Saydığım tüm alanlarda strateji ve doktrin üretmiş istisnasız tüm Amiral
ve deniz subayları, cımbızla seçilmiş ve kumpas davalara eklenmiştir.
Gücü
Kullanmak. Kıbrıs Barış harekatında krizin başlamasından
120 saat sonra Girne‘de kıyı başını tutan donanma, 1996'da Kardak Krizi'nde Güney
Ege’de üstün manevra gücünü sergileyerek ön aldı. 2001'de Karadeniz'de diğer
beş sahildarı ikna ederek Deniz İşbirliği Görev Grubunu (BLACKSEAFOR)'u kurdu.

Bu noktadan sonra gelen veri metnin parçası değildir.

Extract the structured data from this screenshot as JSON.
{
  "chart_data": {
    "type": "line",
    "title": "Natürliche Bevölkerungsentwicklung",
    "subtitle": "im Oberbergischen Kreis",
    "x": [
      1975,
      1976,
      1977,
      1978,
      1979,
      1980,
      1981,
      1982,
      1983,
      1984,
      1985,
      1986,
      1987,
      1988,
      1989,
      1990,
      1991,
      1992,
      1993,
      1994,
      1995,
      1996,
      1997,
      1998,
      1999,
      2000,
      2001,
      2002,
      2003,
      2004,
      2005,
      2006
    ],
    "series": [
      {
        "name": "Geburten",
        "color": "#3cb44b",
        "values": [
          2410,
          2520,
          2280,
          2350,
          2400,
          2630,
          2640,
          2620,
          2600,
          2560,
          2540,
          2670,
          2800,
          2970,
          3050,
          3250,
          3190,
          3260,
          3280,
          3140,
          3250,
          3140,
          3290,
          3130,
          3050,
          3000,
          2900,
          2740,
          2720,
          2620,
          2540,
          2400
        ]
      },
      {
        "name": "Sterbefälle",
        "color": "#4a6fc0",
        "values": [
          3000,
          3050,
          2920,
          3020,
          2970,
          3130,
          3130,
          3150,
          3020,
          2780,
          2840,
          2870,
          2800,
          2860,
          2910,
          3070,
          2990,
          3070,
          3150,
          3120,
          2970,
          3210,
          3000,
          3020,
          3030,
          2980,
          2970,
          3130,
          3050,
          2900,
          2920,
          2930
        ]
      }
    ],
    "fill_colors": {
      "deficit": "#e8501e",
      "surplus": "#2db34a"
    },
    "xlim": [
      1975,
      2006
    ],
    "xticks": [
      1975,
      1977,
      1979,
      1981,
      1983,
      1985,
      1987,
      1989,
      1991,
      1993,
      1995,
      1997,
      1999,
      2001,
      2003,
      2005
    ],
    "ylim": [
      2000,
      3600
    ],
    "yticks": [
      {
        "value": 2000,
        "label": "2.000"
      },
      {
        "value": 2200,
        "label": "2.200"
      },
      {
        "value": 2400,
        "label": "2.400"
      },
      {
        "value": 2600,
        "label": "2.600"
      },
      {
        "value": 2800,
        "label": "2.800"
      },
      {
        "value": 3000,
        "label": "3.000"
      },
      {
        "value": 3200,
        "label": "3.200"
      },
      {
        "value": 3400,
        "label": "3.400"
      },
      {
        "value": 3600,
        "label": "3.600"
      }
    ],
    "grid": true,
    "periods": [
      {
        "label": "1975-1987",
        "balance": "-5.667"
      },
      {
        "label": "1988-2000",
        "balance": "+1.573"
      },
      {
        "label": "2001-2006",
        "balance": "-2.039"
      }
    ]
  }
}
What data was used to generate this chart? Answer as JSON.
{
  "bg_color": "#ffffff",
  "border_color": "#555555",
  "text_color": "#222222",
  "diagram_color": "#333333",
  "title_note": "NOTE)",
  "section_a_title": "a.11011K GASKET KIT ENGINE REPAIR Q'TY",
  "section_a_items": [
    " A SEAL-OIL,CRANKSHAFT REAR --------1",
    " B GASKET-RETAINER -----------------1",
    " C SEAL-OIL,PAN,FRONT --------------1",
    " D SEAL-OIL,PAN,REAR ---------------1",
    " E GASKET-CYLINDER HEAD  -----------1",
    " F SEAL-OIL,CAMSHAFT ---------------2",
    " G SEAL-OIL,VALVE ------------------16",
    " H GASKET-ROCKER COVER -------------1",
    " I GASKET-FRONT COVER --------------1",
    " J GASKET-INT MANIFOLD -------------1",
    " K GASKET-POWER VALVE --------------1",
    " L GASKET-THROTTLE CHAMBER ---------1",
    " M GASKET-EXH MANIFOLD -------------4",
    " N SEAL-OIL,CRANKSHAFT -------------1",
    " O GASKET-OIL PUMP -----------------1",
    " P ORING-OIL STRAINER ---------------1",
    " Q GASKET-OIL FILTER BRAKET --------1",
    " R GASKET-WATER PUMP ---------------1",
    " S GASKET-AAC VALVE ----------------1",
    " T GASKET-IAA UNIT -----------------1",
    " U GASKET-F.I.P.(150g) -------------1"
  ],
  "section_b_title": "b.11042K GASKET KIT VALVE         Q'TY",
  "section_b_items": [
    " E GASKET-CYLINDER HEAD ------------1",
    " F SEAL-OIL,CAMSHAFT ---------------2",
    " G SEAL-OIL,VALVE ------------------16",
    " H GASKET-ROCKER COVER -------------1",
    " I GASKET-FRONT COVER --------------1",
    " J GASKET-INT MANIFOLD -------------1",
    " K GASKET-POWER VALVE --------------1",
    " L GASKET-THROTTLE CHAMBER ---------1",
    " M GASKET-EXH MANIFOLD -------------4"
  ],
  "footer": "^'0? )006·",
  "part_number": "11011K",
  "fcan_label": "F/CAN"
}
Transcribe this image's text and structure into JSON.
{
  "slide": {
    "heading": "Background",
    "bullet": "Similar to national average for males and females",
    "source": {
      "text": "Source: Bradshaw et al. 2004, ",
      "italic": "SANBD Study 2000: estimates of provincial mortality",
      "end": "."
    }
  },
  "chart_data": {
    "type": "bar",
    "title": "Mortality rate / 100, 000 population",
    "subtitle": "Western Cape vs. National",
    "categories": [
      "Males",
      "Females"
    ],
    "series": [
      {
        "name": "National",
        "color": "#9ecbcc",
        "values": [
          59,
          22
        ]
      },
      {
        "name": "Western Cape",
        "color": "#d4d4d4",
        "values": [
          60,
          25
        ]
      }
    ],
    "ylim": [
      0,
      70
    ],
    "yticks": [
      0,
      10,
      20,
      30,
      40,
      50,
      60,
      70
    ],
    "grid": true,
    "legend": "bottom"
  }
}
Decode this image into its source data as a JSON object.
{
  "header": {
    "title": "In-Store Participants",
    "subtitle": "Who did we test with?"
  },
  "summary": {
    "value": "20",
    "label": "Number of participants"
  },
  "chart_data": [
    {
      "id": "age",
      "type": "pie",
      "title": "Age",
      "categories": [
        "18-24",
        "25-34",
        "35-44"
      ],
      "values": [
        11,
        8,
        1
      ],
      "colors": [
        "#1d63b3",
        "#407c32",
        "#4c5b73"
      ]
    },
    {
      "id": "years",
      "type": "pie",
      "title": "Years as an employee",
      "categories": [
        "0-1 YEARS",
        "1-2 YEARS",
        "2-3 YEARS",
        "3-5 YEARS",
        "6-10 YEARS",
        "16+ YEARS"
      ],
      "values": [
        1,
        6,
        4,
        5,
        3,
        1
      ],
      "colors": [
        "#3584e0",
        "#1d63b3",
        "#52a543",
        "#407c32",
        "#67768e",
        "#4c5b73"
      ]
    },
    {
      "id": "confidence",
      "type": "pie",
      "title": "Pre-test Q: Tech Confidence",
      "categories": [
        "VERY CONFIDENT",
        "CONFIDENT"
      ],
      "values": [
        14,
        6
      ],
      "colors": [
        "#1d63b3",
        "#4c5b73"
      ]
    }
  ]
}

2004 yılında NATO'nun Active Endeavor harekatının Karadeniz'e genişlemesine karşı
KUH (Karadeniz Uyumu Harekatı) ile Karadeniz’de deniz alanında güvenlik ve istikrarın
devamını sağladı. 2006 yılında Doğu Akdeniz’deki deniz çıkarlarını korumak
üzere başta Akdeniz Uyumu harekatını başlatmak olmak üzere, yüksek profil
sergiledi. Kardak krizi başta olmak üzere 1996 sonrası gerçekleşen saydığım bu
faaliyetlerin A takımı Amiral ve Subaylar kumpas davalarla tutuklandı. Kimse
kamuoyunu kandırmasın. Kumpas davaların ağırlık merkezi donanmadır. Bu durum
donanmanın emperyalizmi rahatsız etme derecesinin de bir göstergesidir. Ayrıca
kumpas davaların görülme sürecinde amiral ve subayların mahkeme heyetleri
karşısında en karanlık günlerin hüküm sürdüğü ortamda dahi, dik durmuş olmaları
da donanmanın psikososyal gücünü gösterir. Bugünün donanmasına hayat veren tüm
denizcilerin bu yaşananlardan ders çıkarması ve bir daha asla emperyalizmin
tuzağına düşmemesi gerekir. Donanma, kendi silah arkadaşlarını sırtından vuracak kadar zavallılaşanlara artık
izin vermemelidir. Donanma, Atatürk’ün rotasında viyalamaya devam etmelidir.